Fanny looked away to hide her feelings of guilt. As much as she hated to admit it, what Lizzy said was the truth. She would not allow her husband to see it because he would only make sport of her. However, after interpreting Jane’s words she was sure her eldest and most beautiful daughter was quite sick.
“Allow me to get dressed and I will go to my…” Fanny began but ceased to speak when her husband raised his hand.
“Jane requested Lizzy come to see her and Lizzy it will be.” Bennet turned towards his second daughter. “The horses really are on the farm this morning; they will be available in two to three hours.”
“In that case, I will walk, I have no intention of waiting to see my sister,” Elizabeth decided.
“But after walking over the muddy fields you will not be fit to be seen,” Fanny protested.
“I care not about anyone else’s opinion. My aim is to see Janey, not socialise with the residents of the estate,” Elizabeth stated forcefully.
“Lizzy has my permission to walk,” Bennet instructed firmly before his wife could raise any more objections.
“Thank you, Papa.” Elizabeth went around the desk and kissed her father on his cheek.
Fanny would not admit it aloud, but she was well pleased Lizzy would be with her sister.

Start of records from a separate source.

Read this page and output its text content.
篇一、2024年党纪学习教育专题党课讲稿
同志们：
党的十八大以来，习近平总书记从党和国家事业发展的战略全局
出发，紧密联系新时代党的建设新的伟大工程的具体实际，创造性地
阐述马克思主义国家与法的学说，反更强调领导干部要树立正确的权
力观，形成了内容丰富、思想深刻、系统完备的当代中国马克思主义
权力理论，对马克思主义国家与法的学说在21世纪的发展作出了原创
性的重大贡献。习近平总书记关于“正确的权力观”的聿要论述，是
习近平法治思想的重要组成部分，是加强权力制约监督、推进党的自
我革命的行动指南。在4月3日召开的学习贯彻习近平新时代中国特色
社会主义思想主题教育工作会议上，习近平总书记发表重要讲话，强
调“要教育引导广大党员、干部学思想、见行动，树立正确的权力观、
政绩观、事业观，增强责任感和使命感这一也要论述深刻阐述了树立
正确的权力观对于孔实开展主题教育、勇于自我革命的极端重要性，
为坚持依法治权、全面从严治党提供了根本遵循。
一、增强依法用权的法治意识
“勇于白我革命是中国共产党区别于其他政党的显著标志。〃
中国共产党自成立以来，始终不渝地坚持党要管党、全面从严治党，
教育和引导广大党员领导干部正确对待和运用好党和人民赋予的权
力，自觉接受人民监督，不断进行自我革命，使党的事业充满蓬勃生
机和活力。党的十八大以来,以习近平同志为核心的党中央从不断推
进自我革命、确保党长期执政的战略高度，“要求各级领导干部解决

Jane would not advocate for her own needs, but her younger sister would have no compunction in doing so.
To maintain her façade of disagreeing with her second daughter walking in the mud and such, she sniffed and walked out of the study to return to her warm bed. The truth was she would not rest easy until she received a report of Jane’s true health, about which she knew Lizzy would have no hesitation in relaying the unvarnished truth.
A minute after her mother returned to her own chambers, Elizabeth ran up the stairs to her and Jane’s shared chamber. After packing a valise for Jane to be sent with the footman, she changed into a heavy muslin walking dress with an extra layer of undergarments to ward off the post-rain cold.
Once her goodbyes were conveyed to her father, Elizabeth went to the kitchen where her sturdy walking boots and heavy winter coat were kept as she always left from the kitchen door to begin her rambles each day there was no rain. It was the work of a minute to have her boots securely tied in place. She shrugged on her jacket and made sure it was well buttoned.
Cook gifted her with a warm lemon pastry, an equally warm roll, and an apple. With her warm sustenance wrapped up and deposited in one pocket while the apple was placed in the other, Elizabeth walked across the kitchen garden and through the gate in the low stone wall at a blistering pace.